More than half of UConn’s Storrs campus sits within the basin, and water from the basin’s three main rivers – the Fenton, Natchaug, and Mount Hope – supports the water needs of the University and 22,000 residents of Mansfield and Willimantic. It is also valued for its wildlife habitat, its history, and its beauty, and as a recreation resource.
Besides UConn, the Natchaug Basin Conservation Action Planning program includes representatives from each of the eight towns located in the watershed, local conservation organizations, and state and local agencies.
The Green Valley Institute, a program in UConn’s Department of Extension, is leading the effort. The group will begin meeting in October.

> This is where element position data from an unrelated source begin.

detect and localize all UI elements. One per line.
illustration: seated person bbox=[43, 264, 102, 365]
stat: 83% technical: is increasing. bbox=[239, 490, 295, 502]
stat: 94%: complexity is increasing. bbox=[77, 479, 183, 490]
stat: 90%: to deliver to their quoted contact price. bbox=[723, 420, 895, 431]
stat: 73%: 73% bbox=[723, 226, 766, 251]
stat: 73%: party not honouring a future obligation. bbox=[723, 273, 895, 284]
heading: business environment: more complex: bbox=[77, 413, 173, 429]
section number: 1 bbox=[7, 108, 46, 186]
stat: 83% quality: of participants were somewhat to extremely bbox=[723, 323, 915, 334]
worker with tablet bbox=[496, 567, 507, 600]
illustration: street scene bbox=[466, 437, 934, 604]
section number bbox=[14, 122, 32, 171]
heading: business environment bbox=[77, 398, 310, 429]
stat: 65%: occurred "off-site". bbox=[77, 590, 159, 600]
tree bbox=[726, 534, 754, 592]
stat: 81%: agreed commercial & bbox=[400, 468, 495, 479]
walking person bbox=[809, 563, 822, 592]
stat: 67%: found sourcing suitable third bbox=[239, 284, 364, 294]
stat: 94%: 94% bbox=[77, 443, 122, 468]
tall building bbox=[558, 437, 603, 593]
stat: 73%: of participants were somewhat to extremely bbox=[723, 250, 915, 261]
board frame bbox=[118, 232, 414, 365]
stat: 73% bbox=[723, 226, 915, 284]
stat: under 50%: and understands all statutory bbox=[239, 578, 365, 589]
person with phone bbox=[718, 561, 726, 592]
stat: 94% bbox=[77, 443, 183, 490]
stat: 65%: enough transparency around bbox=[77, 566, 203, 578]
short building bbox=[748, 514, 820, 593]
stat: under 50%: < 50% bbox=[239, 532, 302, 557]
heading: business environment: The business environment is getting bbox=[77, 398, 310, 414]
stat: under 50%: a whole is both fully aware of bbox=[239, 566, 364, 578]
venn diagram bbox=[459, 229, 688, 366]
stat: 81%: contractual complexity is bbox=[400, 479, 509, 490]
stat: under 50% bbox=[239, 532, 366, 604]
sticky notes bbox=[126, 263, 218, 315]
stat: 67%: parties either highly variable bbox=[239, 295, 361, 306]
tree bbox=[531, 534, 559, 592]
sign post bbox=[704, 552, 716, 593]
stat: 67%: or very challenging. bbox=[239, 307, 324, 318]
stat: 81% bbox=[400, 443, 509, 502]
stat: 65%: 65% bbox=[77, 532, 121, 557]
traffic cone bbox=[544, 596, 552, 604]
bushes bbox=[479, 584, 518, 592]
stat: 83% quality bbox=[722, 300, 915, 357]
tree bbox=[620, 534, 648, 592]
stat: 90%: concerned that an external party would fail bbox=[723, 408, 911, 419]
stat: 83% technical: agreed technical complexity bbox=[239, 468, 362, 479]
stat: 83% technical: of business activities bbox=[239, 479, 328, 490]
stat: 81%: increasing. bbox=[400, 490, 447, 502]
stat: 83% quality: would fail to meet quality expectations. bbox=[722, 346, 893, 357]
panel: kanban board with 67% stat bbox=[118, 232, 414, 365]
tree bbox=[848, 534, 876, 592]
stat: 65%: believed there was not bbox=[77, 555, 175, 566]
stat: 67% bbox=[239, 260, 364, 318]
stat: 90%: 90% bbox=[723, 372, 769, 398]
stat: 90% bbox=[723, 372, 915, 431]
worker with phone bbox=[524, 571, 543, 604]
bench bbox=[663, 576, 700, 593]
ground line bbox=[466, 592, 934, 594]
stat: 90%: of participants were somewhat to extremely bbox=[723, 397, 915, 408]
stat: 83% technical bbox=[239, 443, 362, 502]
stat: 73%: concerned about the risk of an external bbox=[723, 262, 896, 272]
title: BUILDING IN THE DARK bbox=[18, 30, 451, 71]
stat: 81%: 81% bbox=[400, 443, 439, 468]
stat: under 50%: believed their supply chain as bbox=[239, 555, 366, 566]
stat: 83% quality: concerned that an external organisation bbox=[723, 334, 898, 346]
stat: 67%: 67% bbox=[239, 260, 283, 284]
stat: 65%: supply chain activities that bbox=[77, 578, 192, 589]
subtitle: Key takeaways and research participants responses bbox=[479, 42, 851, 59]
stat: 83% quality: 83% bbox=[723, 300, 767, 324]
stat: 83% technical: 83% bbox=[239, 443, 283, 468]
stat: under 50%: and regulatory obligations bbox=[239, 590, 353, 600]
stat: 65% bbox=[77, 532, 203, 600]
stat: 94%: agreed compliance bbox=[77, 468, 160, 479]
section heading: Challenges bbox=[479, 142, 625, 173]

“UConn is a uniquely positioned partner, capable of providing scientific expertise and research as well as outreach and education,” University President Michael J. Hogan said.
“It is extremely important that the University contribute its resources and expertise to the preservation of Connecticut’s environment, especially areas of such significance.”
The planning committee will be working to identify key factors that promote the integrity of the streams, wetlands, forest, and fish in the conservation area; identify and rank the primary threats affecting the overall condition of the forest and freshwater systems; define strategies to address the threats and restoration needs; and create an action plan specific to each strategy, together with a timeline for completion.